The particular “culture” to which teachers and educators need to understand and accomodate themselves to is the all-too-familiar “culture” fostered and supported not only by the contemporary academy, but a “culture” that teaches immorality as a way of life.  As reported by the article’s author (based upon interviews with students at Notre Dame - a Catholic university - students are driven to cheat by expectations fostered by the dominant “culture”:

“In terms of explaining student culture, Blum uses many of the student interviews to show how education has become to many students more an issue of credentialing and getting ahead than of any more idealistic love of learning. She quotes one student who admits that he sounds ‘awful,’ in describing decidedly unintellectual reasons for going to college and excelling there. ‘I think that knowledge is important to me, and to feel like I’m ahead of the game in a sense is important to me.

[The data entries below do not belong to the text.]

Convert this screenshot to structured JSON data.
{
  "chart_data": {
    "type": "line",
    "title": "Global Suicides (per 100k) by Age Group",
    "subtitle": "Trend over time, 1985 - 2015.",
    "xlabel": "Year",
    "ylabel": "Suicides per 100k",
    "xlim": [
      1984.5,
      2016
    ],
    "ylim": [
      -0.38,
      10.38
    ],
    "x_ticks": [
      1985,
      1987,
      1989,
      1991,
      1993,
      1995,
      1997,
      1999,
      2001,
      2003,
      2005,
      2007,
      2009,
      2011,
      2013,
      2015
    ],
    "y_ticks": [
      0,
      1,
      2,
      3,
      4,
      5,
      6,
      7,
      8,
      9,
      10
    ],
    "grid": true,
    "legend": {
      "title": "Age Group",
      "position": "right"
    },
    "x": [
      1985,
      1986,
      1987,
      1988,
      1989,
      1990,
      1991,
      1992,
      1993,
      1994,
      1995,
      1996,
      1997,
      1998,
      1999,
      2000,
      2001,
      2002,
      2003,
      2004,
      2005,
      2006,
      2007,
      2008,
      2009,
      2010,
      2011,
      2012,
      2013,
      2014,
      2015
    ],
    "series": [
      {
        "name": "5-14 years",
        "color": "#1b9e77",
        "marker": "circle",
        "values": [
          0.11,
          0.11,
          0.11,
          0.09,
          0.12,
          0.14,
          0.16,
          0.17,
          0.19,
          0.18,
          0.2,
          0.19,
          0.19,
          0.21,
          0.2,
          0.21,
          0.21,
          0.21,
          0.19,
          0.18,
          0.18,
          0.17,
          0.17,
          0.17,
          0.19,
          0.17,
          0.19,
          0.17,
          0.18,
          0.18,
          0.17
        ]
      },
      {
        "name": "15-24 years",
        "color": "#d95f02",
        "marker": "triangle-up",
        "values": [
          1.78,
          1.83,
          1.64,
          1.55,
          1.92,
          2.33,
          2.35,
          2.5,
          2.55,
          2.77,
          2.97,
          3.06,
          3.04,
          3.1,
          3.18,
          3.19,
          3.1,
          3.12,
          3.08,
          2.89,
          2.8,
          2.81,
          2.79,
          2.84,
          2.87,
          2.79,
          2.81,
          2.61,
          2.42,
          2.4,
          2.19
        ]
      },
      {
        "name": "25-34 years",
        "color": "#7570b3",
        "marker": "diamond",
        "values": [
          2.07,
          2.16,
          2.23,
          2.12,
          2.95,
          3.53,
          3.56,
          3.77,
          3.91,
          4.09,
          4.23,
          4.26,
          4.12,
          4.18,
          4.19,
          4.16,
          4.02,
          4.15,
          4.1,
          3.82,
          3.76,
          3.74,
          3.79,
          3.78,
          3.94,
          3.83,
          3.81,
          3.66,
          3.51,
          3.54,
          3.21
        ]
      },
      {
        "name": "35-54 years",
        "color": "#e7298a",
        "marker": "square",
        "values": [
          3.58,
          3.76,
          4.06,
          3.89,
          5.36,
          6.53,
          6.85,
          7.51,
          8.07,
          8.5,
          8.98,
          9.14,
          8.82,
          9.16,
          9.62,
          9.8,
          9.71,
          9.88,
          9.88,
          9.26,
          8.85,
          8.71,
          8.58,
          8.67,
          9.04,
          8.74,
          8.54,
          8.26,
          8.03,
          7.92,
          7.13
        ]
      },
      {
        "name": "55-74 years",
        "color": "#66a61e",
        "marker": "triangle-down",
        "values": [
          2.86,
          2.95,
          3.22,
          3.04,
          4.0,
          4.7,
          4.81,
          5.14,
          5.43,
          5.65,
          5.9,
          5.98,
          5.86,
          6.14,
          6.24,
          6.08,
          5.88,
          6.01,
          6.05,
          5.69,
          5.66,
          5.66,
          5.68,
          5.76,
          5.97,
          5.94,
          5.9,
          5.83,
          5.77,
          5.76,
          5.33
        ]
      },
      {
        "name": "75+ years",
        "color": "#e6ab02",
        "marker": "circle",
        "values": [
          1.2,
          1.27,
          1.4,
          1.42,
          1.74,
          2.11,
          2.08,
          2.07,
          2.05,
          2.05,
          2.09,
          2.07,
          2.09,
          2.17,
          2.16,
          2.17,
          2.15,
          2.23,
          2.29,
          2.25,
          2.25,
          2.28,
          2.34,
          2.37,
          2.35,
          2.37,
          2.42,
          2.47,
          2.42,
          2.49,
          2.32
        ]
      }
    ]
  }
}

And to move on the next step, whatever it is .. is also important.’  Students looking for the ‘next step; may not care as much as they should about actual learning, Blum suggests.”

That “next step” for a large number of students who regularly cheated to “get ahead” was doubtless those many firms on Wall Street (and their various cosmopolitan counterparts) where those who could cut corners received many of the greatest rewards.  We should not see this student “culture” as separate or separable from the “culture” that has led to our current economic and deeper moral crisis:  the mentality that encouraged widespread cheating as a means of achieving success at “the next step” was a deeply ingrained feature of the modern American psyche of success, not some temporary period of student hijinks that elders can nod at with knowing acquiescence.  Indeed, our elders are deeply implicated in this “culture”:  while we officially disapprove of plagiarism, the deeper lesson we have taught our young is that the goal and aim of life is SUCCESS defined by your status and wealth, not your character.  The shenanigans of our “elites” or “leaders” - Geithner, Daschle, et. al., is only a continuation of the widespread behavior of our class of elite students.  In the meantime, we eschew the language of “character” for the language of “ethics,” above all because character is a quality of person and soul that is embedded in a culture, while ethics is a detachable set of rationalizations that say very little about the sort of person that we are or the condition of our soul.  Our students know that they succeed only if they have achieved great success in the terms that our contemporary society defines such success.  Success is the job they land in cities like New York or London, not whether they are able to become upstanding and decent citizens of localities that stand or fall on the contributions of their civic leaders.  That is the reality and central lesson of our culture, not our self-deceived efforts to inculcate “ethics” through 15-minute online seminars.  Meanwhile, our clumsy efforts to catch those who take shortcuts is an encouragement not to any deeper lesson of character, but an encouragement to more clever forms of avoiding detection.

I agree with Professor Blum that understanding and attending to culture is vital, but I wholly reject the idea that one needs to capitulate to a culture which can be conceptually separated from ethics and morality.  To repair or foster a culture or ethic of responsible adulthood is the great challenge of our time, and one that our adults - parents, educators, clergy, and so on - are ill-equipped to help inculcate, at the deepest level because of a failure of culture itself, or better put, the rise of a deeply malformed and deforming “culture” that has undermined what culture is and ought to be.  We must indeed begin the long, slow, and difficult process of repair, and our time of crisis provides a very salutary moment for that process to begin.  Still, we must see clearly the obstacles that lie before us, beginning with our own complicity in the ills we might otherwise decry and seek to blame on this or that malevolent actor.  The repair of culture will begin with the effort to achieve a proper ordering of our own souls, and from there an encouragement of a proper ordering - and a genuine education - of the next generation.